Chegou o processo de vestir o fato e o capacete. E logo aí ficamos com a sensação que ia ser uma experiência… quente. O calor era muito e com o fato ficou ainda pior. Chegaram as nossas boleias (Honda Civic TCR FK2), o Pedro teve boleia do Oriola e eu do Lessennes. O primeiro impacto foi do imenso calor que estava dentro do carro. Há no mundo saunas mais frescas que aquele Honda, àquela hora. Mas assim que a porta fechou, fui logo transportado para outra dimensão, onde o calor deixa de existir. Subir a saída das boxes e enfrentar a pista foi um dos momentos mais gloriosos. Mas o melhor estava para chegar. Veio a secção sinuosa antes da curva do Boque e nessa zona a primeira travagem forte, que me obrigou a “cumprimentar” com um aceno afirmativo quem via o carro a passar. Seguiu-se a aceleração para a esquerda da linha do comboio e a primeira apresentação aos rails que passavam mesmo ali ao lado. Acho que dava para ver os parafusos e eu vejo mal ao longe. Depressa chegaram as “encadeadas” depois da casa das Quartas e aí o sorriso era ainda maior. Na chicane de Mateus o primeiro contacto mais  “a sério” com os correctores, ao que se seguiu a famosa curva do Cipreste. Mesmo com um 4C a atrapalhar tive a visão mais espectacular de sempre… Descida de Mateus, com o Civic a “destrocar”. A primeira de Mateus é um mimo e a chegada à Chicane da Araucária espectacular.

A volta acabou depressa demais. Tinha de ser pelo menos mais duas ou três. Mas não me estou a queixar. O que aconteceu foi um sonho tornado realidade. Bem sei que o rapaz não ia de “faca nos dentes” mas para mim contou na mesma.

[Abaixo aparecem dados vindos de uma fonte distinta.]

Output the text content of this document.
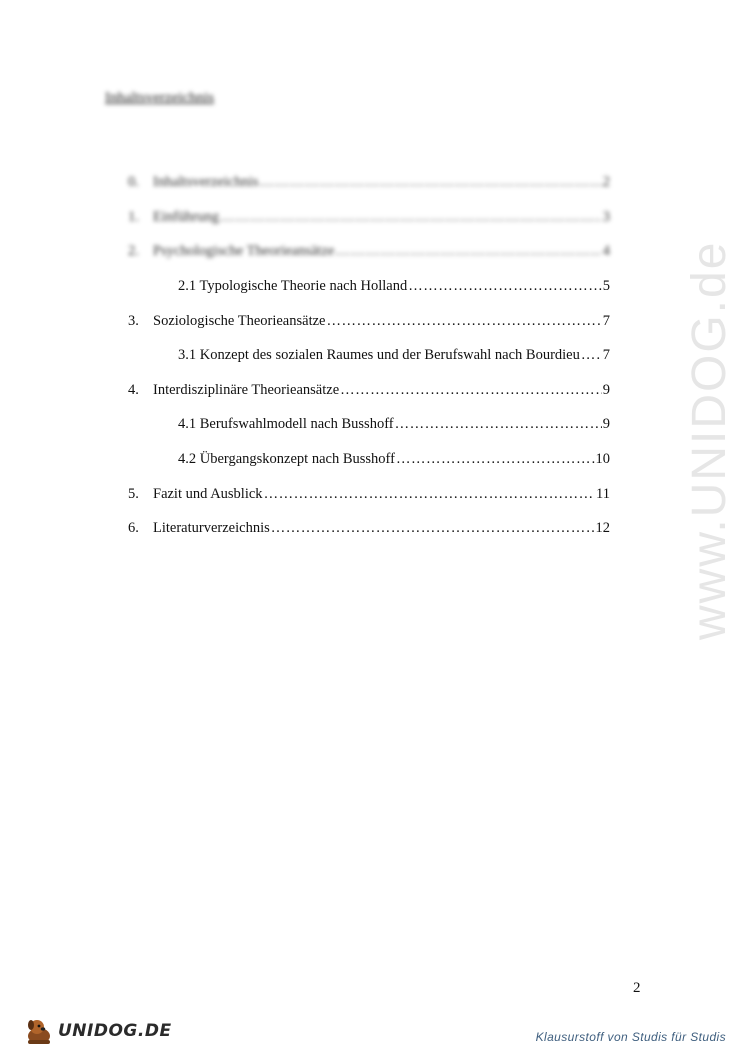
Inhaltsverzeichnis
0. Inhaltsverzeichnis ………………………………………………………………………………………………………………………………	2
1. Einführung ………………………………………………………………………………………………………………………………	3
2. Psychologische Theorieansätze ………………………………………………………………………………………………………………………………	4
2.1 Typologische Theorie nach Holland ………………………………………………………………………………………………………………………………	5
3. Soziologische Theorieansätze ………………………………………………………………………………………………………………………………	7
3.1 Konzept des sozialen Raumes und der Berufswahl nach Bourdieu ……………………………………………………………………………………………………………………………… 7
4. Interdisziplinäre Theorieansätze ………………………………………………………………………………………………………………………………	9
4.1 Berufswahlmodell nach Busshoff ………………………………………………………………………………………………………………………………	9
4.2 Übergangskonzept nach Busshoff ………………………………………………………………………………………………………………………………	10
5. Fazit und Ausblick ………………………………………………………………………………………………………………………………	11
6. Literaturverzeichnis ………………………………………………………………………………………………………………………………	12 www.UNIDOG.de
2
UNIDOG.DE	Klausurstoff von Studis für Studis
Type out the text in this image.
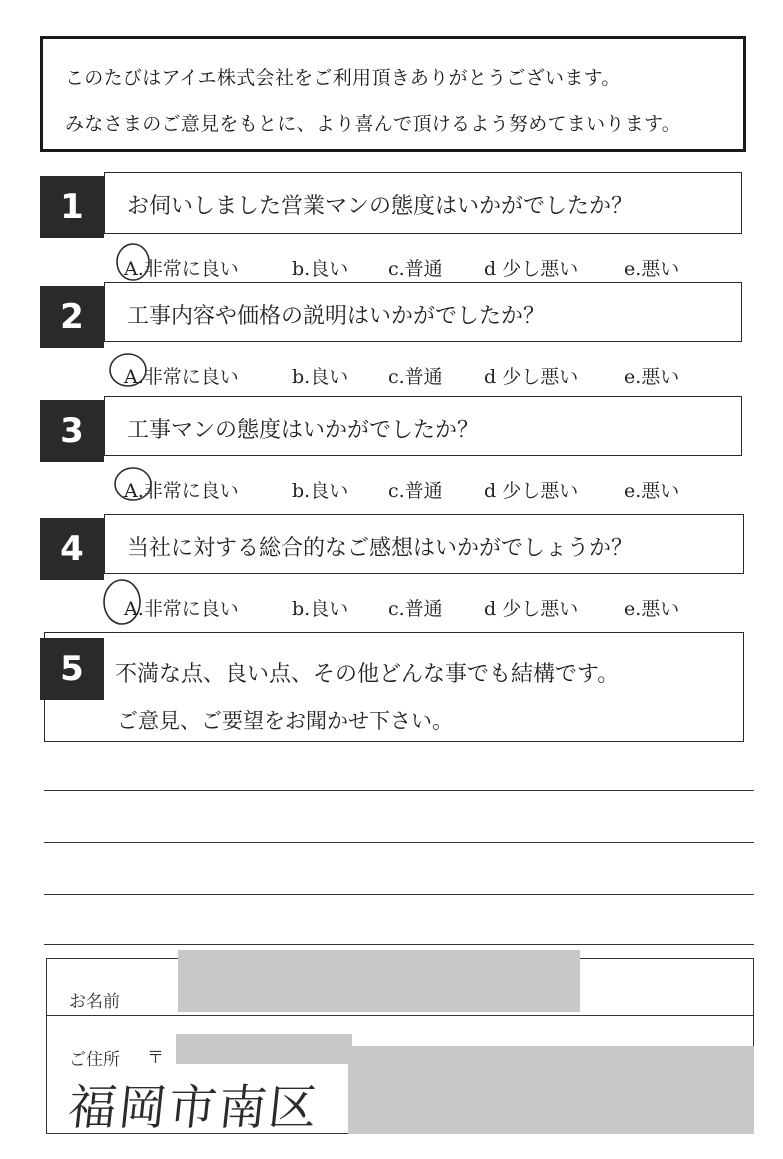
このたびはアイエ株式会社をご利用頂きありがとうございます。
みなさまのご意見をもとに、より喜んで頂けるよう努めてまいります。
お伺いしました営業マンの態度はいかがでしたか？
1
A.非常に良い	b.良い c.普通 d 少し悪い e.悪い
工事内容や価格の説明はいかがでしたか？
2
A.非常に良い	b.良い c.普通 d 少し悪い e.悪い
工事マンの態度はいかがでしたか？
3
A.非常に良い	b.良い c.普通 d 少し悪い e.悪い
当社に対する総合的なご感想はいかがでしょうか？
4
A.非常に良い	b.良い c.普通 d 少し悪い e.悪い
不満な点、良い点、その他どんな事でも結構です。
ご意見、ご要望をお聞かせ下さい。
5
お名前
ご住所 〒
福岡市南区
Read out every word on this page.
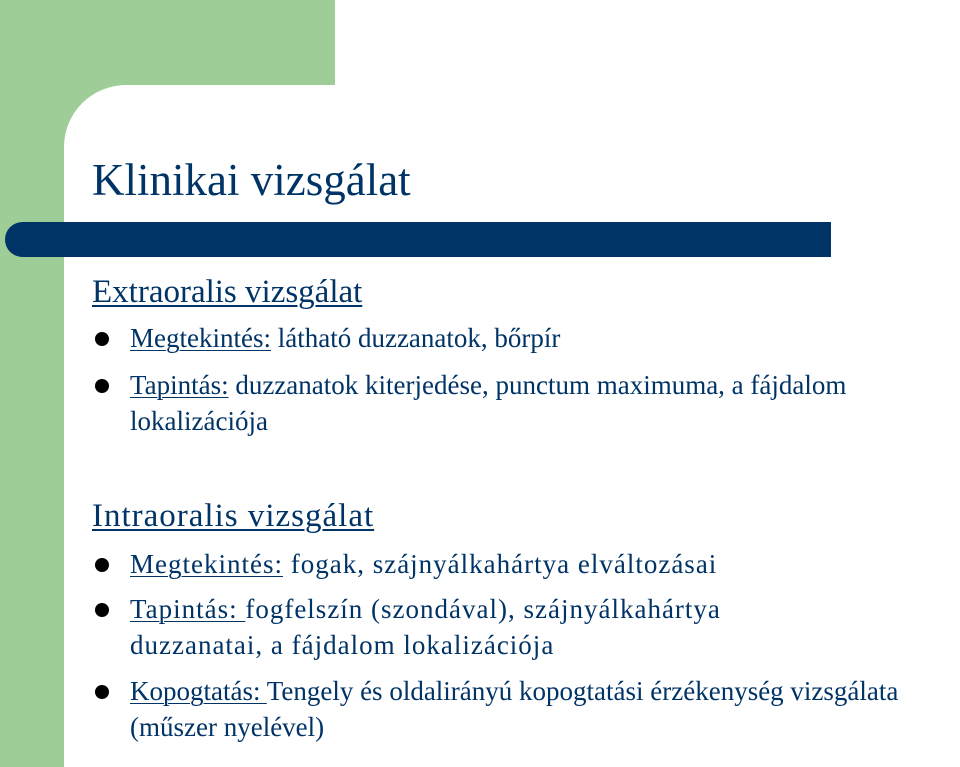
Klinikai vizsgálat
Extraoralis vizsgálat
Megtekintés: látható duzzanatok, bőrpír
Tapintás: duzzanatok kiterjedése, punctum maximuma, a fájdalom lokalizációja
Intraoralis vizsgálat
Megtekintés: fogak, szájnyálkahártya elváltozásai
Tapintás: fogfelszín (szondával), szájnyálkahártya duzzanatai, a fájdalom lokalizációja
Kopogtatás: Tengely és oldalirányú kopogtatási érzékenység vizsgálata (műszer nyelével)
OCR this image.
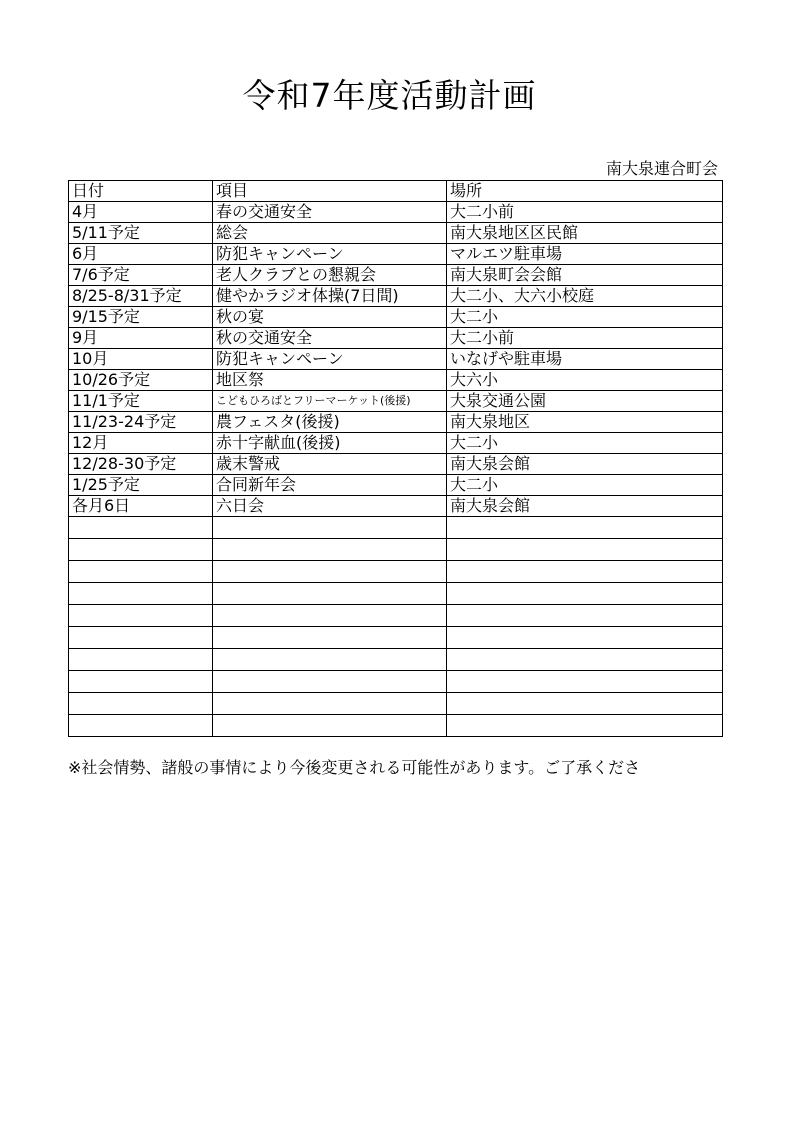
令和7年度活動計画
南大泉連合町会
日付	項目	場所
4月	春の交通安全	大二小前
5/11予定	総会	南大泉地区区民館
6月	防犯キャンペーン	マルエツ駐車場
7/6予定	老人クラブとの懇親会	南大泉町会会館
8/25-8/31予定	健やかラジオ体操(7日間)	大二小、大六小校庭
9/15予定	秋の宴	大二小
9月	秋の交通安全	大二小前
10月	防犯キャンペーン	いなげや駐車場
10/26予定	地区祭	大六小
11/1予定	こどもひろばとフリーマーケット(後援)	大泉交通公園
11/23-24予定	農フェスタ(後援)	南大泉地区
12月	赤十字献血(後援)	大二小
12/28-30予定	歳末警戒	南大泉会館
1/25予定	合同新年会	大二小
各月6日	六日会	南大泉会館

※社会情勢、諸般の事情により今後変更される可能性があります。ご了承くださ
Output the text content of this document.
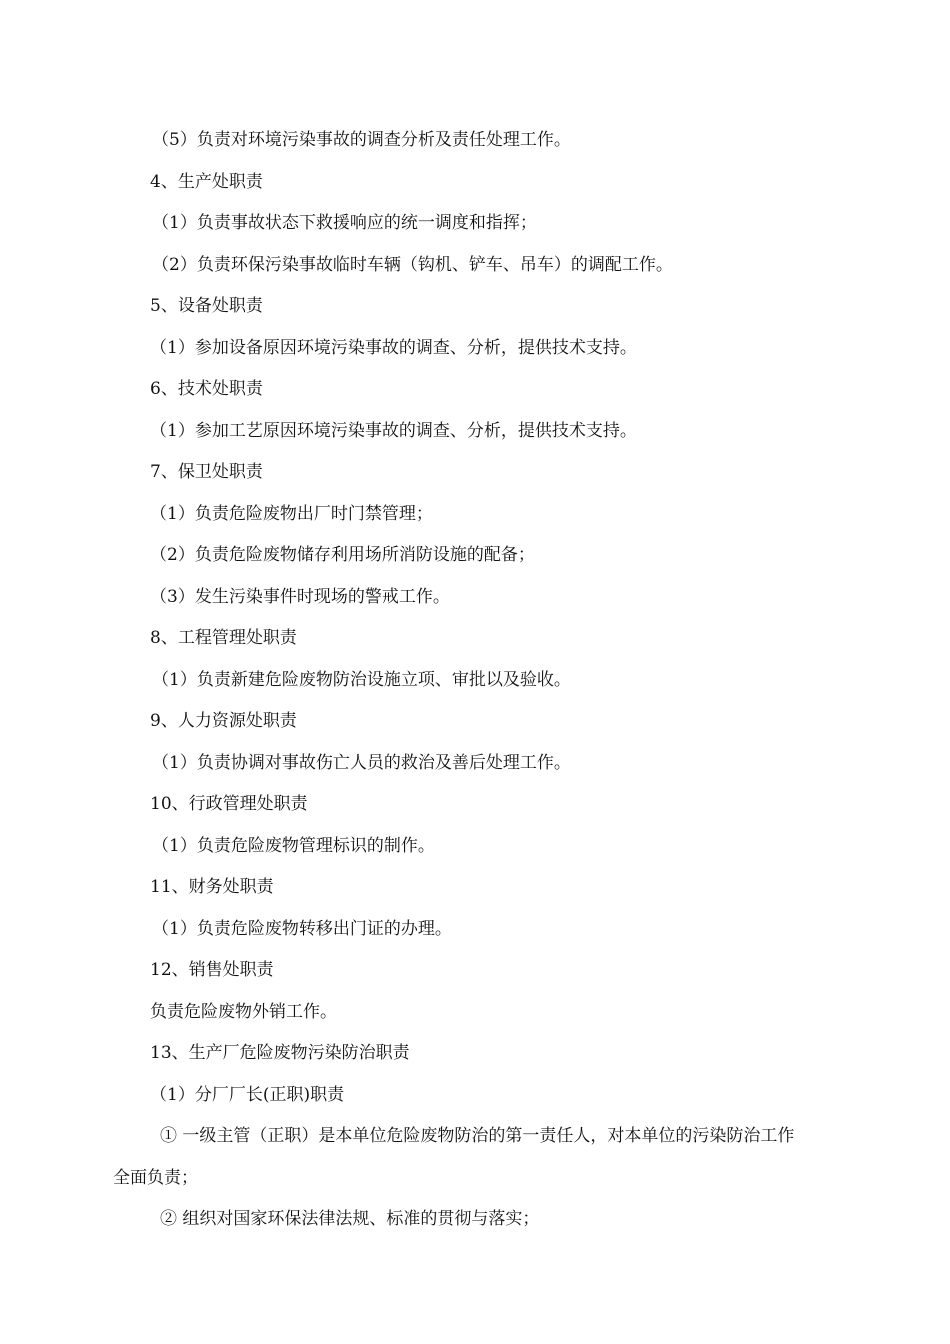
（5）负责对环境污染事故的调查分析及责任处理工作。
4、生产处职责
（1）负责事故状态下救援响应的统一调度和指挥；
（2）负责环保污染事故临时车辆（钩机、铲车、吊车）的调配工作。
5、设备处职责
（1）参加设备原因环境污染事故的调查、分析，提供技术支持。
6、技术处职责
（1）参加工艺原因环境污染事故的调查、分析，提供技术支持。
7、保卫处职责
（1）负责危险废物出厂时门禁管理；
（2）负责危险废物储存利用场所消防设施的配备；
（3）发生污染事件时现场的警戒工作。
8、工程管理处职责
（1）负责新建危险废物防治设施立项、审批以及验收。
9、人力资源处职责
（1）负责协调对事故伤亡人员的救治及善后处理工作。
10、行政管理处职责
（1）负责危险废物管理标识的制作。
11、财务处职责
（1）负责危险废物转移出门证的办理。
12、销售处职责
负责危险废物外销工作。
13、生产厂危险废物污染防治职责
（1）分厂厂长(正职)职责
① 一级主管（正职）是本单位危险废物防治的第一责任人，对本单位的污染防治工作
全面负责；
② 组织对国家环保法律法规、标准的贯彻与落实；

Melhor parte? A partir da casa das Quartas até ao Cipreste. Desde a travagem até as “encadeadas” a sensação é brutal e o Cipreste é fantástico.

Serve este texto não para vos causar inveja mas para vos dizer que Vila Real é mágico. Se os milhares que vêm do lado de fora ficam encantados com os artistas, também eles têm motivos para ficarem encantados com este palco. Temos um circuto fantástico visto de qualquer lado.

Viemos parar a Vila Real por um acaso mas é um acaso abençoado. As pessoas por vezes esquecem-se do muito que têm. Este circuito faz inveja a muitos e por vezes é menosprezado até por quem o percorre todos os dias. Se tivessem a oportunidade de o ver como nós o vimos… talvez mudassem de opinião. Este ano, ficamos a gostar um bocadinho mais disto… como se isso fosse possível.